Here are some of the main reasons why a claim could be rejected:
Not covered: the claim centres on a form of protection that’s not covered or excluded under the policy. For instance, you buy professional employers’ liability insurance, but the person injured at your workplace is a passerby, not a member of staff.
Underinsured: the scale of the claim exceeds the limit of cover provided under the policy. For example, you have £500,000 worth of professional liability insurance, but are sued for £1 million.
Evidence: you aren’t able to satisfy the insurer that your version of what led to the claim is true. For example, you claim for £5,000 worth of tools stolen from your warehouse, but can’t provide any receipts or other proof of ownership.
Due procedure: you haven’t followed the claims process. For example, you explain what happened, but without certain important details, such as the date, time and location of the event that led to the claim. A failure to provide details of any witnesses could also hamper a claim.
Fraud: you claim for loss or injuries that were not sustained. For instance, you claim for loss of stock from your lock-up, which subsequently are proven to still be in your possession.

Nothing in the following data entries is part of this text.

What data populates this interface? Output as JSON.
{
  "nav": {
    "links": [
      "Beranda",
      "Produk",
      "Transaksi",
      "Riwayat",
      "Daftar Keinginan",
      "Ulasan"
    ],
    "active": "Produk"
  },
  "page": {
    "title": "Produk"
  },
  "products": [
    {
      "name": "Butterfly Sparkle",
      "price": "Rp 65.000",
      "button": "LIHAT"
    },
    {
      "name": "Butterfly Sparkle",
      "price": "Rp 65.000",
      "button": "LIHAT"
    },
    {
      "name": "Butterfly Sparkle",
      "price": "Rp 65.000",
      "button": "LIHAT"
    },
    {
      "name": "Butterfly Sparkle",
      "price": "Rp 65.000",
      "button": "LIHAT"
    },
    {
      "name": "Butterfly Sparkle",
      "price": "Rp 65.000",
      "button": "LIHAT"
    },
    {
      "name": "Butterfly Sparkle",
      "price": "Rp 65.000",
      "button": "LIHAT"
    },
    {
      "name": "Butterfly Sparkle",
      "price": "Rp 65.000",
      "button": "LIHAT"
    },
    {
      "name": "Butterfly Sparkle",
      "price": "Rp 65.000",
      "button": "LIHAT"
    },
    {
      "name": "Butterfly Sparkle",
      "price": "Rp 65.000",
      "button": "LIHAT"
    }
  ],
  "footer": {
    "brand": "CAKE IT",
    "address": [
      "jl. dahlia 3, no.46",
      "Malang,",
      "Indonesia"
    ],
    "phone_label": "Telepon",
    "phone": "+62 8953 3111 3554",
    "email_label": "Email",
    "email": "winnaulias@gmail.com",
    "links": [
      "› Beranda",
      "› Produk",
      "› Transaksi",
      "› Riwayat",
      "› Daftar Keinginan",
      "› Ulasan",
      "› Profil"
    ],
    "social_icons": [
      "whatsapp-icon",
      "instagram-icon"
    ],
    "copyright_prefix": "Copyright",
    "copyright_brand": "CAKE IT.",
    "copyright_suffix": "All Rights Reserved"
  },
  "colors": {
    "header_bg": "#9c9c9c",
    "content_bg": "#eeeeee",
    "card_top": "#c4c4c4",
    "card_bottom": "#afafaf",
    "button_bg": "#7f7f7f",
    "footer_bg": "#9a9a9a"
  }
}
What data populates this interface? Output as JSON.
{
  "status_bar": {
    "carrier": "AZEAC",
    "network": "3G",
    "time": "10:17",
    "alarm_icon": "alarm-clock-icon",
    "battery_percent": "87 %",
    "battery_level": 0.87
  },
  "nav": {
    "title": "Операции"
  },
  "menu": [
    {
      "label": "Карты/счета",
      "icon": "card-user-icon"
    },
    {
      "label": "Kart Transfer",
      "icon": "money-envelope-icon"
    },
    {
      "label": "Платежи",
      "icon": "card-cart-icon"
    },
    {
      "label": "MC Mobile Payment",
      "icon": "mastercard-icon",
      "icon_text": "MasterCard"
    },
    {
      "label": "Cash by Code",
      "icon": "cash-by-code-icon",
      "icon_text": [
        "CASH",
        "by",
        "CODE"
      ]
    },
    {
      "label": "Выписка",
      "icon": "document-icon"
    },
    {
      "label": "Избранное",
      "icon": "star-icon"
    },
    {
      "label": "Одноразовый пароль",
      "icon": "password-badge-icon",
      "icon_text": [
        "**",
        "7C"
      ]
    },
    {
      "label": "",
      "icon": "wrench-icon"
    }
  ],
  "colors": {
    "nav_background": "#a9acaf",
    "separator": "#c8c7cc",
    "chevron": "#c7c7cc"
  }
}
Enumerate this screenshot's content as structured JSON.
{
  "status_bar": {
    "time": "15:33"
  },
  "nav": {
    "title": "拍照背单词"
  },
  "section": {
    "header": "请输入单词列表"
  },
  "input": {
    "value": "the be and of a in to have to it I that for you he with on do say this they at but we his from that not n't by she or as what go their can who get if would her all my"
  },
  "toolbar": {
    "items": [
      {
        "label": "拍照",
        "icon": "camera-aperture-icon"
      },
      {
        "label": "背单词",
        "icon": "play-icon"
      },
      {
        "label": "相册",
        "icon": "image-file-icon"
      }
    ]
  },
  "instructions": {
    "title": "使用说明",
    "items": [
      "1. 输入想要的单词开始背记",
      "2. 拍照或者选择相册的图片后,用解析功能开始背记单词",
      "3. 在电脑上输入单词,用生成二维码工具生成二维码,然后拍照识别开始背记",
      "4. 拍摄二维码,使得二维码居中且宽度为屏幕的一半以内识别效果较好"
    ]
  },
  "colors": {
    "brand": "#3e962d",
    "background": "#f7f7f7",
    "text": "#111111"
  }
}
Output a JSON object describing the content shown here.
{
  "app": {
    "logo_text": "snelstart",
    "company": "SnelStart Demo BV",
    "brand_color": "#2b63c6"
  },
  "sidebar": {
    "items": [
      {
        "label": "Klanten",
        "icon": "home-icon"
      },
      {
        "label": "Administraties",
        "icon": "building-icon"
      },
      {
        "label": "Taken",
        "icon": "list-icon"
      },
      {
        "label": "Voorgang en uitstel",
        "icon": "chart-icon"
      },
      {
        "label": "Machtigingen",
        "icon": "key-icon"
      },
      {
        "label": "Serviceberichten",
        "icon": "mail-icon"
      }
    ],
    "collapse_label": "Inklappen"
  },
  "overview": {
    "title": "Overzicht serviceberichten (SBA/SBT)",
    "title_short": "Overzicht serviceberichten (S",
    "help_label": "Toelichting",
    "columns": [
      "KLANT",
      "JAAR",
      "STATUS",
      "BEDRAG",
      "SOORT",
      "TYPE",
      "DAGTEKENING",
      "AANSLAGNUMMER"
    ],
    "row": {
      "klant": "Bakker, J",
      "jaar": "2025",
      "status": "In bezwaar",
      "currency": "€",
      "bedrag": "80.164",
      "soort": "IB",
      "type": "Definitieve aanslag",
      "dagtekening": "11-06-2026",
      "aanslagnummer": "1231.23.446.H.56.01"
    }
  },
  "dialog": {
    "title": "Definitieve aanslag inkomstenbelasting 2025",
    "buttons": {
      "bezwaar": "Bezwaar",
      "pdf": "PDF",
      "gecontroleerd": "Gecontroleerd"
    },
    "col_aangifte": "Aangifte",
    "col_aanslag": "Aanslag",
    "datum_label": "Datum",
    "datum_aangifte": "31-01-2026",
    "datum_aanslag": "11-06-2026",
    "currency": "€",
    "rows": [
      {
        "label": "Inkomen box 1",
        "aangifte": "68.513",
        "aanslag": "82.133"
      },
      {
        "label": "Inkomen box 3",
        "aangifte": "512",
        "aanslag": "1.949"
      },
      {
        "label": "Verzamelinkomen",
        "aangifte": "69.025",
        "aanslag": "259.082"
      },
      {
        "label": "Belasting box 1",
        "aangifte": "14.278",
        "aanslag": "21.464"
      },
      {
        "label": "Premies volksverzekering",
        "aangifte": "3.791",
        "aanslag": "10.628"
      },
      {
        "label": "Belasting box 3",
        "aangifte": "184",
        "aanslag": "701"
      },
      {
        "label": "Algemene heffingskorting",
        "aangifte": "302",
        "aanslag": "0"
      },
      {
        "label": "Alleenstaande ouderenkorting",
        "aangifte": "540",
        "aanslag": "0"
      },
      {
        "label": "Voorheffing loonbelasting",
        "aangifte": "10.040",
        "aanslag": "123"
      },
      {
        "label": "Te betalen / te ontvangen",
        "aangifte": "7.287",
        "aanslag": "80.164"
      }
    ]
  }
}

Note: If you think your claim has been unfairly refused, you can complain to your insurer. After eight weeks, if you are still not happy with its resolution, you can contact the Financial Ombudsman Service (FOS).
A business insurance claim can take anything from a few days to more than a month to resolve, depending on how complex it is. A simple case of a broken shop window will take less time than a complicated case revolving around negligent advice or serious personal injury.
Just like motor insurance, business insurance costs more after a claim. This is because you’re seen as a greater risk. This is the case even if your claim costs the insurer nothing, as would be the case if you won a liability case and the other party was ordered to pay your legal fees.
If your claim is for loss or damage to property owned by your business, your insurer will pay you direct by cheque or bank transfer. In the case of a liability claim, such as for injury to an employee or member or the public on your premises, they will be paid direct.